The condition that $$\det \begin{bmatrix} x_1 & x_2 \\ y_1 & y_2\end{bmatrix} = 0$$ is equivalent to saying that the vectors $(x_1,x_2)$ and $(y_1,y_2)$ are collinear. You can get this from some linear algebra: if the determinant is $0$, the matrix is not full rank, so its second row is a multiple of the first. But it's probably simpler to just rewrite the condition $x_1 y_2 - x_2 y_1 = 0$ as $\frac{x_1}{x_2} = \frac{y_1}{y_2}$, given that we're told $x_2 \ne 0$ whenever $(x_1,x_2) \in U$.
In that case, it's straightforward to prove transitivity: if $(x_1,x_2)\,R\,(y_1,y_2)$ and $(y_1,y_2)\,R\,(z_1,z_2)$, then $\frac{x_1}{x_2} = \frac{y_1}{y_2}$ and $\frac{y_1}{y_2} = \frac{z_1}{z_2}$, so by transitivity of equality we have $\frac{x_1}{x_2} = \frac{z_1}{z_2}$ which can be rewritten as $(x_1,x_2)\,R\,(z_1,z_2)$.
(Note that we did need $x_2 \ne 0$ in the definition of $U$. If we allow the element $(0,0)$ to be in $U$, then $(x_1,x_2)\,R\,(0,0)\,R\,(y_1,y_2)$ for any $(x_1,x_2)$ and $(y_1,y_2)$, which breaks transitivity.)

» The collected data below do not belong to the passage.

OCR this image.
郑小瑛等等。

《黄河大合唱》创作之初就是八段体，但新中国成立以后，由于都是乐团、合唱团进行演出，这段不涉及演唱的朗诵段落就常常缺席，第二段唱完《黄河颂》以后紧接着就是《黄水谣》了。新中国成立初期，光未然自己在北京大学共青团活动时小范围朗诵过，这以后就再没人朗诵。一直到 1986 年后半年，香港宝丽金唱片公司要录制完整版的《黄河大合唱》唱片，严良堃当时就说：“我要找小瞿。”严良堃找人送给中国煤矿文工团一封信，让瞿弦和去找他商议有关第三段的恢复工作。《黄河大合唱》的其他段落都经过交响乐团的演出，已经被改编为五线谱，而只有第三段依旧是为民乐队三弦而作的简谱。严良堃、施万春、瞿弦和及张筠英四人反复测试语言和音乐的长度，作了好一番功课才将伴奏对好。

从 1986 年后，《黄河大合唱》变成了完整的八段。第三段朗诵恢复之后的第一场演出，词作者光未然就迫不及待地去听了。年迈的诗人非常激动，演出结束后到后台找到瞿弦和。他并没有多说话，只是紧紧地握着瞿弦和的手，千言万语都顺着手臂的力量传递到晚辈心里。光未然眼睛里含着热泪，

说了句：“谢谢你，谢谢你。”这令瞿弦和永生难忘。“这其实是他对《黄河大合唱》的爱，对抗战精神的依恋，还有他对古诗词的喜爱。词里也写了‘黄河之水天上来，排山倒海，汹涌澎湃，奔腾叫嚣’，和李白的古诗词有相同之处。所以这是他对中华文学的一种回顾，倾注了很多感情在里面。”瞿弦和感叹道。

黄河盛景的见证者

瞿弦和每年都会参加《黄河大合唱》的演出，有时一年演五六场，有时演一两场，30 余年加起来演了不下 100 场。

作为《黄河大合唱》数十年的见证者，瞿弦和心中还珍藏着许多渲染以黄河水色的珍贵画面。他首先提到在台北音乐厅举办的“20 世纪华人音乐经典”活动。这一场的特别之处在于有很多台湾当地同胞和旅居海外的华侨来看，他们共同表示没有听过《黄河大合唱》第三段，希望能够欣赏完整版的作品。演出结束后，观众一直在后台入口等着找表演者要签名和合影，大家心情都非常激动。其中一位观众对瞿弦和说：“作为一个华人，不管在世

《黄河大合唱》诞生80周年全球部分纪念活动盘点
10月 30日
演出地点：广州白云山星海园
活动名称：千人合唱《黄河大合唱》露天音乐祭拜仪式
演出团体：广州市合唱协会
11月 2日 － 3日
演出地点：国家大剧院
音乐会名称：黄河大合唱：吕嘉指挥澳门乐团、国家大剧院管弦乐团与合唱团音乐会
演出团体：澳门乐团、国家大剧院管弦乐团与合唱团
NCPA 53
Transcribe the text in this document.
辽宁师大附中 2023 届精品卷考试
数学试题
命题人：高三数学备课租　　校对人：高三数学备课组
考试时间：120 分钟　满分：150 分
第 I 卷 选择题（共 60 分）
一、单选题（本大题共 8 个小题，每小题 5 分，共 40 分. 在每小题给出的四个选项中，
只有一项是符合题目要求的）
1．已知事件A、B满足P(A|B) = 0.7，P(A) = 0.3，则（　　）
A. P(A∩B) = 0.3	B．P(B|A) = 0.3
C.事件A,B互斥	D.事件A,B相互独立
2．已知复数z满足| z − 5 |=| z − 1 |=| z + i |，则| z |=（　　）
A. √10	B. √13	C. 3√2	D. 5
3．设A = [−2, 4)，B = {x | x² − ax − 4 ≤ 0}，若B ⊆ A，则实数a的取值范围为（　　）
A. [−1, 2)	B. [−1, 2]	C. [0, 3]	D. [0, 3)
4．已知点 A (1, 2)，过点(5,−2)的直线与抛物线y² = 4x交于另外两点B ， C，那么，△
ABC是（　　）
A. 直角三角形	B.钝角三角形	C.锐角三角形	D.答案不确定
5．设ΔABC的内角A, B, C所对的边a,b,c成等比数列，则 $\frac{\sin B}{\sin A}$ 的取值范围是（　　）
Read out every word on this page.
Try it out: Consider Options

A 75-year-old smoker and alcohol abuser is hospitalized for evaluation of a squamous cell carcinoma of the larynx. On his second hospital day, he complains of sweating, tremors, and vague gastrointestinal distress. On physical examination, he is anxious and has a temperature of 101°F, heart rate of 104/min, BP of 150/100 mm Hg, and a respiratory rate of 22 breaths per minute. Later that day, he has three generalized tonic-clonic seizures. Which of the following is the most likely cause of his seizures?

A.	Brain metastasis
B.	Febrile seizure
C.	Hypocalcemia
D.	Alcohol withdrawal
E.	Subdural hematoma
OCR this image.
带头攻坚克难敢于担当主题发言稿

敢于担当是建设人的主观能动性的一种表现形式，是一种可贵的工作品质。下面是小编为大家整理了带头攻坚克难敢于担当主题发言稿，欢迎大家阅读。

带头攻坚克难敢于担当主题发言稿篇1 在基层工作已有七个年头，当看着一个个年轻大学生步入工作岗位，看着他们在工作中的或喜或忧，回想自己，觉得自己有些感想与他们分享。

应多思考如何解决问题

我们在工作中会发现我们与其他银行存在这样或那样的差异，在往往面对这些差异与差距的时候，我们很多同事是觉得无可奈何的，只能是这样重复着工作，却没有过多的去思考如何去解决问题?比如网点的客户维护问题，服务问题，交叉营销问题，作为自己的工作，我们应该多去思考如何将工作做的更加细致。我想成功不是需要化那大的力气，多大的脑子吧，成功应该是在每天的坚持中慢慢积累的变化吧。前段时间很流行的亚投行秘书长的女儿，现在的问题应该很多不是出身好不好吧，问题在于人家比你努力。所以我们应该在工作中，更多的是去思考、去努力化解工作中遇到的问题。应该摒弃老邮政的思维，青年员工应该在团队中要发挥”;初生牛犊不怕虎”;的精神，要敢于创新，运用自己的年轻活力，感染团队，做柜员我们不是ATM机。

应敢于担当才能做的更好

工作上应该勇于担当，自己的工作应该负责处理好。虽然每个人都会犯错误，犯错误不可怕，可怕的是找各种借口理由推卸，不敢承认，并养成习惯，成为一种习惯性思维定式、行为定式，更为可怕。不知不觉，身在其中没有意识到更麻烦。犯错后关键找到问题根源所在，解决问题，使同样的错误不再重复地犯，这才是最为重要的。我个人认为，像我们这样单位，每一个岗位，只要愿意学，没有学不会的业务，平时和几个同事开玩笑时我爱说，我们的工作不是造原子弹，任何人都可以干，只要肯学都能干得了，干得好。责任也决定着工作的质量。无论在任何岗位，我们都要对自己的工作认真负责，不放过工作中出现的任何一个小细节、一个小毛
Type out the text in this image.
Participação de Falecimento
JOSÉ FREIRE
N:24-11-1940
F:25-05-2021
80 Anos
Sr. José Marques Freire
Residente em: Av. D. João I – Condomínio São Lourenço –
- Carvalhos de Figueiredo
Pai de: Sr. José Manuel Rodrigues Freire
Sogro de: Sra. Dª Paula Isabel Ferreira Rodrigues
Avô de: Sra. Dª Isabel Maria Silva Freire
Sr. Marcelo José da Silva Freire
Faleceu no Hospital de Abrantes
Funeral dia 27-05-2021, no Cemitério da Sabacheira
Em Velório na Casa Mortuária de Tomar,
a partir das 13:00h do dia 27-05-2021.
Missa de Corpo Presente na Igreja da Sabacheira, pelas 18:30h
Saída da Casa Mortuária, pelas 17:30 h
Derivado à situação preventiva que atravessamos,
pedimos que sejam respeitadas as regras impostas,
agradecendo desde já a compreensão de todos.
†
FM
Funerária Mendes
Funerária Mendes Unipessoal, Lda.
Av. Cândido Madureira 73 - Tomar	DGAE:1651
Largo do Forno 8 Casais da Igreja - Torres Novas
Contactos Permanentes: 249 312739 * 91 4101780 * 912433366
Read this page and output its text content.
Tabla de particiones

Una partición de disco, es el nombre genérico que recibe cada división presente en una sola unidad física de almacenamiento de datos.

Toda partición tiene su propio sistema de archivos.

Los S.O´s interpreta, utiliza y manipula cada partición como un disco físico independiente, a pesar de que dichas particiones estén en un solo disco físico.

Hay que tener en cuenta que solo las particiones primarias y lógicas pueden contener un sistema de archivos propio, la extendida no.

It's generally a good idea, when dealing with equivalence relations, to look for a function "characterizing" them: some function $f$ such that $a\,R\,b$ if and only if $f(a) = f(b)$. This makes proving that relation is an equvalence relation a lot easier, and generally gives you helpful insight into how $R$ works.